Unattended Death and Wasted Time
I tell a timid student start writing heroic couplets. Loose
ones, but still. I figure it’s like giving her a hand to hold, a boost,
a folding chair for a nervous kid to push on a new ice rink.
She bitches form’s a ball and chain. I roll my eyes. Well, I think
it’s a car, I tell her. Get in, find out where you want to go. That works.
I love teaching afternoons, slow mornings with Josey, all the perks:
coffee, a newspaper cool from the porch. In the Boston Globe
we see a body was found in the woods. Just someone on his own,
“an unattended death.” What is that, Josey says, an old person just
walked off in the woods? We see huddled caveman grandmas slip out of huts,
float off on sheets of ice sliced off the main. I say you could take
some end-it-all drugs out there, slip into sleep on a bright day
in late autumn, warm enough that if no one finds you, if you left the orange
pill bottle at home, no one could know for sure. Did he walk toward
that phrase, “an unattended death,” know that’s where he wanted to be?

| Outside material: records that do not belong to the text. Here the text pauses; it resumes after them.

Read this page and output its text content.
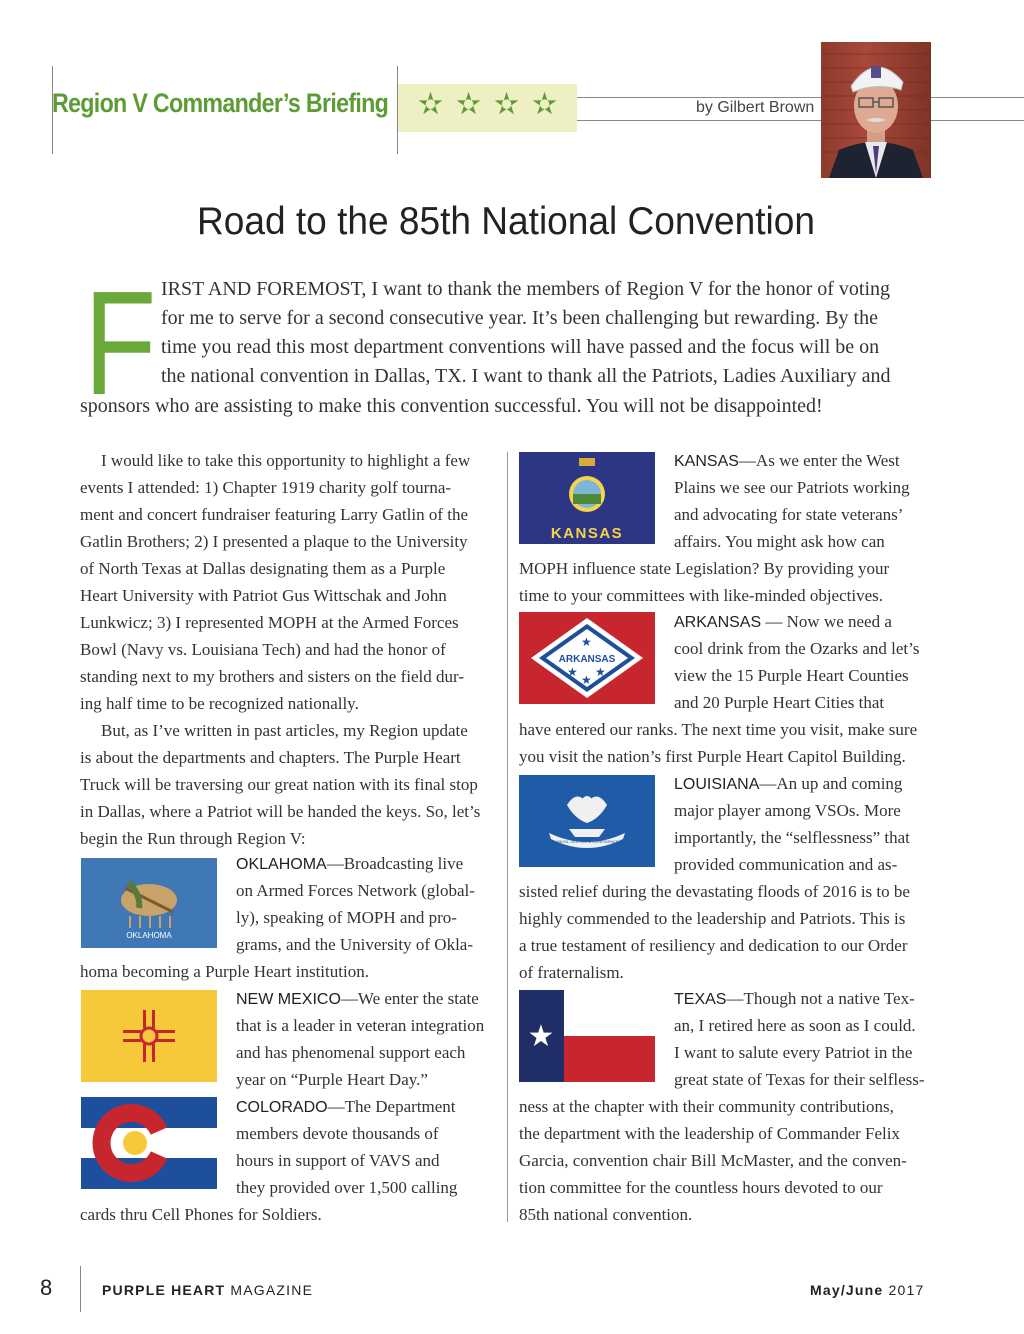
Region V Commander’s Briefing ✫ ✫ ✫ ✫	by Gilbert Brown
Road to the 85th National Convention
F IRST AND FOREMOST, I want to thank the members of Region V for the honor of voting
for me to serve for a second consecutive year. It’s been challenging but rewarding. By the
time you read this most department conventions will have passed and the focus will be on
the national convention in Dallas, TX. I want to thank all the Patriots, Ladies Auxiliary and
sponsors who are assisting to make this convention successful. You will not be disappointed!
I would like to take this opportunity to highlight a few
events I attended: 1) Chapter 1919 charity golf tourna-
ment and concert fundraiser featuring Larry Gatlin of the
Gatlin Brothers; 2) I presented a plaque to the University
of North Texas at Dallas designating them as a Purple
Heart University with Patriot Gus Wittschak and John
Lunkwicz; 3) I represented MOPH at the Armed Forces
Bowl (Navy vs. Louisiana Tech) and had the honor of
standing next to my brothers and sisters on the field dur-
ing half time to be recognized nationally.
But, as I’ve written in past articles, my Region update
is about the departments and chapters. The Purple Heart
Truck will be traversing our great nation with its final stop
in Dallas, where a Patriot will be handed the keys. So, let’s
begin the Run through Region V:
OKLAHOMA
OKLAHOMA—Broadcasting live
on Armed Forces Network (global-
ly), speaking of MOPH and pro-
grams, and the University of Okla-
homa becoming a Purple Heart institution.
NEW MEXICO—We enter the state
that is a leader in veteran integration
and has phenomenal support each
year on “Purple Heart Day.”
COLORADO—The Department
members devote thousands of
hours in support of VAVS and
they provided over 1,500 calling
cards thru Cell Phones for Soldiers.
KANSAS
KANSAS—As we enter the West
Plains we see our Patriots working
and advocating for state veterans’
affairs. You might ask how can
MOPH influence state Legislation? By providing your
time to your committees with like-minded objectives.
ARKANSAS
★
★ ★
★
ARKANSAS — Now we need a
cool drink from the Ozarks and let’s
view the 15 Purple Heart Counties
and 20 Purple Heart Cities that
have entered our ranks. The next time you visit, make sure
you visit the nation’s first Purple Heart Capitol Building.
UNION, JUSTICE & CONFIDENCE
LOUISIANA—An up and coming
major player among VSOs. More
importantly, the “selflessness” that
provided communication and as-
sisted relief during the devastating floods of 2016 is to be
highly commended to the leadership and Patriots. This is
a true testament of resiliency and dedication to our Order
of fraternalism.
★
TEXAS—Though not a native Tex-
an, I retired here as soon as I could.
I want to salute every Patriot in the
great state of Texas for their selfless-
ness at the chapter with their community contributions,
the department with the leadership of Commander Felix
Garcia, convention chair Bill McMaster, and the conven-
tion committee for the countless hours devoted to our
85th national convention.
8	PURPLE HEART MAGAZINE	May/June 2017
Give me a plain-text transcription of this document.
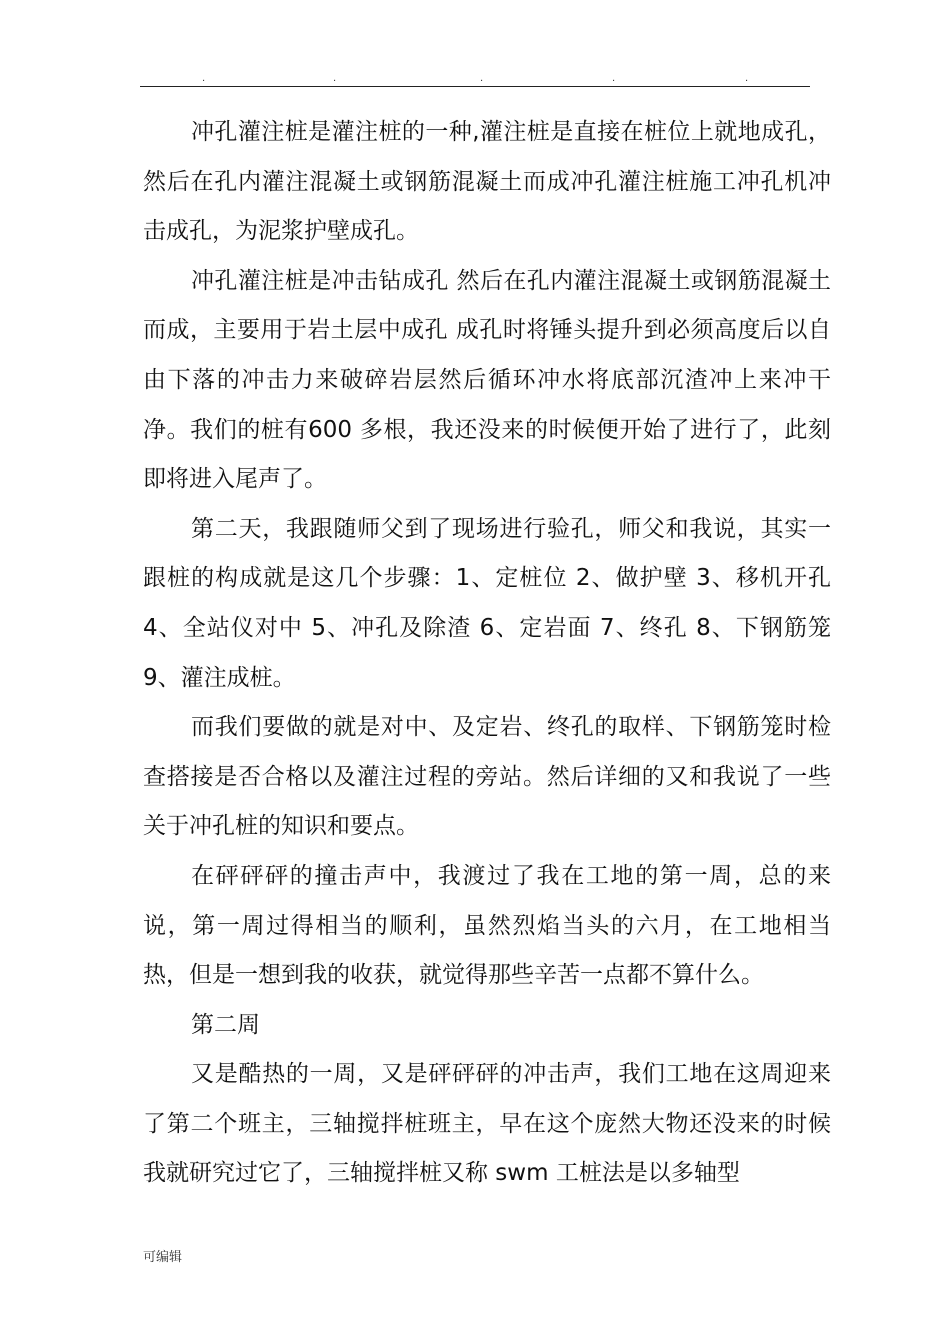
.	.	.	.	.

冲孔灌注桩是灌注桩的一种,灌注桩是直接在桩位上就地成孔，然后在孔内灌注混凝土或钢筋混凝土而成冲孔灌注桩施工冲孔机冲击成孔，为泥浆护壁成孔。

冲孔灌注桩是冲击钻成孔 然后在孔内灌注混凝土或钢筋混凝土而成，主要用于岩土层中成孔 成孔时将锤头提升到必须高度后以自由下落的冲击力来破碎岩层然后循环冲水将底部沉渣冲上来冲干净。我们的桩有600 多根，我还没来的时候便开始了进行了，此刻即将进入尾声了。

第二天，我跟随师父到了现场进行验孔，师父和我说，其实一跟桩的构成就是这几个步骤：1、定桩位 2、做护壁 3、移机开孔 4、全站仪对中 5、冲孔及除渣 6、定岩面 7、终孔 8、下钢筋笼 9、灌注成桩。

而我们要做的就是对中、及定岩、终孔的取样、下钢筋笼时检查搭接是否合格以及灌注过程的旁站。然后详细的又和我说了一些关于冲孔桩的知识和要点。

在砰砰砰的撞击声中，我渡过了我在工地的第一周，总的来说，第一周过得相当的顺利，虽然烈焰当头的六月，在工地相当热，但是一想到我的收获，就觉得那些辛苦一点都不算什么。

第二周

又是酷热的一周，又是砰砰砰的冲击声，我们工地在这周迎来了第二个班主，三轴搅拌桩班主，早在这个庞然大物还没来的时候我就研究过它了，三轴搅拌桩又称 swm 工桩法是以多轴型

可编辑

Was that the goal, desired outcome? Or did he ever know at all? Three
months ago we sloughed through leaves in crisp light that made
everything just right; blue sky, lichen-laced stones, precise shade
sketching trees above Elizabeth Bishop’s grave. Now we are trying, true,
to comfort each other, our oldest friends having picked up someone new.
I find the best way to knock myself out of sorrow is tough
love, how good I’ve got it. You feel unappreciated, baby? That’s rough.
Jealousy! It’s human, sweet. Shakespearean, even.
You love your friends; if you didn’t care you wouldn’t
care. Tough luck, they love another. Tough love, pointing out that I’m
not dead, or sick, incarcerated. And I have plenty of time.